Following the decoding of the first human genome, researchers have vastly improved their understanding of cell biology and its regulation. As a result, it has become clear that it is not merely genetic information, but the aberrant changes in the functionality and connectivity of its encoded proteins that drive cell response to periods of stress and external cues. Therefore, proper utilization of refined methods that help to describe protein signalling or regulatory networks (i.e., functional connectivity), can help us understand how change in the signalling landscape effects the cell. However, given the vast complexity in ‘how and when’ proteins communicate or interact with each other, it is extremely difficult to define, characterize, and understand these interaction networks in a tangible manner. Herein lies the challenge of tackling the functional proteome; its regulation is encoded in multiple layers of interaction, chemical modification and cell compartmentalization. To address and refine simple research questions, modern reductionist strategies in protein biochemistry have successfully used peptide-based experiments; their summation helping to simplify the overall complexity of these protein interaction networks. In this way, peptides are powerful tools used in fundamental research that can be readily applied to comparative biochemical research. Understanding and defining how proteins interact is one of the key aspects towards understanding how the proteome functions. To date, reductionist peptide-based research has helped to address a wide range of proteome-related research questions, including the prediction of enzymes substrates, identification of posttranslational modifications, and the annotation of protein interaction partners. Peptide arrays have been used to identify the binding specificity of reader domains, which are able to recognise the posttranslational modifications; forming dynamic protein interactions that are dependent on modification state. Finally, representing one of the fastest growing classes of inhibitor molecules, peptides are now begin explored as “disruptors” of protein-protein interactions or enzyme activity. Collectively, this review will discuss the use of peptides, peptide arrays, peptide-oriented computational biochemistry as modern reductionist strategies in deconvoluting the functional proteome.

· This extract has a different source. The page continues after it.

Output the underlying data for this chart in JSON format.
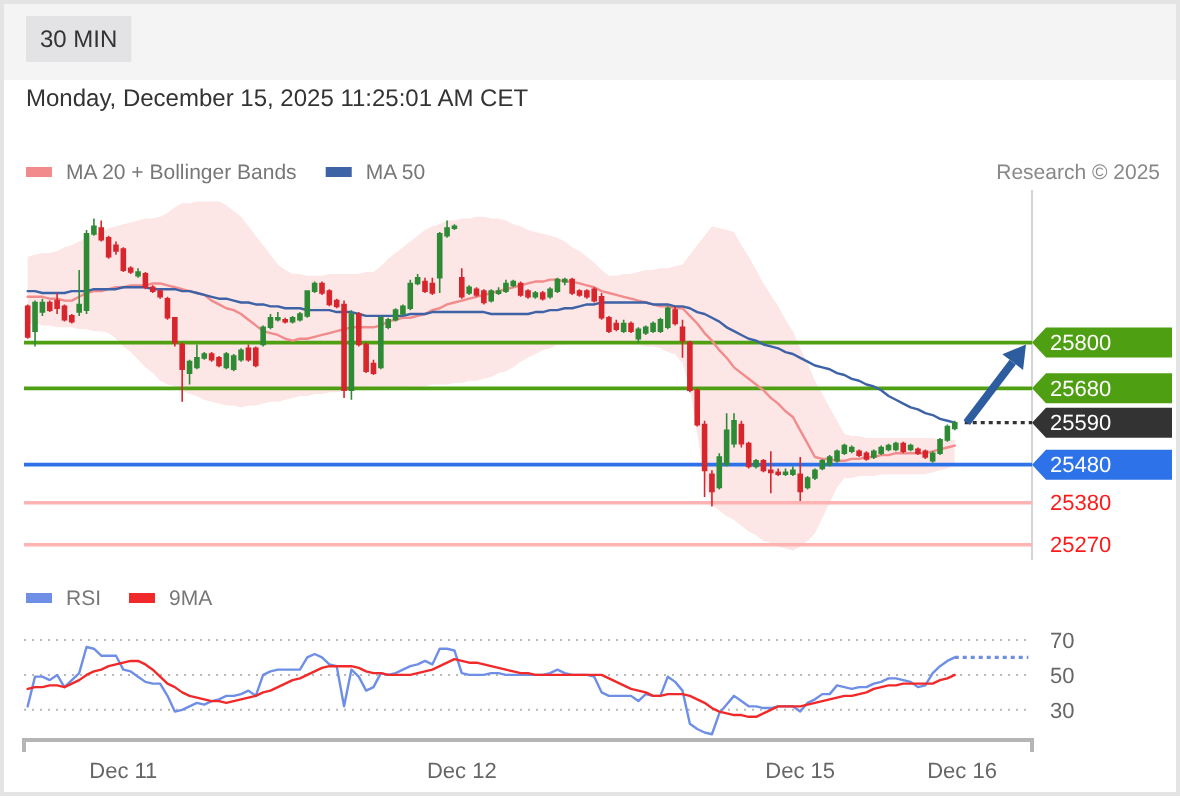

在对第一个人类基因组进行解码后，研究人员极大地提高了他们对细胞生物学及其调控的理解。因此，很明显，它不仅是遗传信息，而且是其编码蛋白质的功能和连通性的异常变化，驱动细胞对压力和外部线索的时期做出反应。因此，适当利用有助于描述蛋白质信号传导或调控网络的精细方法（即，功能连接），可以帮助我们了解信号景观的变化如何影响细胞。然而，考虑到蛋白质“如何以及何时”相互交流或相互作用的巨大复杂性，以有形的方式定义、表征和理解这些相互作用网络是极其困难的。这就是解决功能蛋白质组的挑战；它的调节被编码在多层相互作用、化学修饰和细胞区室化中。为了解决和完善简单的研究问题，蛋白质生物化学中的现代还原策略已成功使用基于肽的实验；它们的总和有助于简化这些蛋白质相互作用网络的整体复杂性。通过这种方式，肽是基础研究中使用的强大工具，可以很容易地应用于比较生化研究。理解和定义蛋白质如何相互作用是理解蛋白质组功能的关键方面之一。迄今为止，基于还原论的肽研究已经帮助解决了广泛的蛋白质组相关研究问题，包括酶底物的预测、翻译后修饰的识别以及蛋白质相互作用伙伴的注释。肽阵列已被用于识别阅读器域的结合特异性，能够识别翻译后修饰；形成依赖于修饰状态的动态蛋白质相互作用。最后，代表了增长最快的一类抑制剂分子，现在开始探索肽作为蛋白质-蛋白质相互作用或酶活性的“破坏者”。总的来说，这篇综述将讨论使用肽、肽阵列、面向肽的计算生物化学作为现代还原策略在功能蛋白质组解卷积中的应用。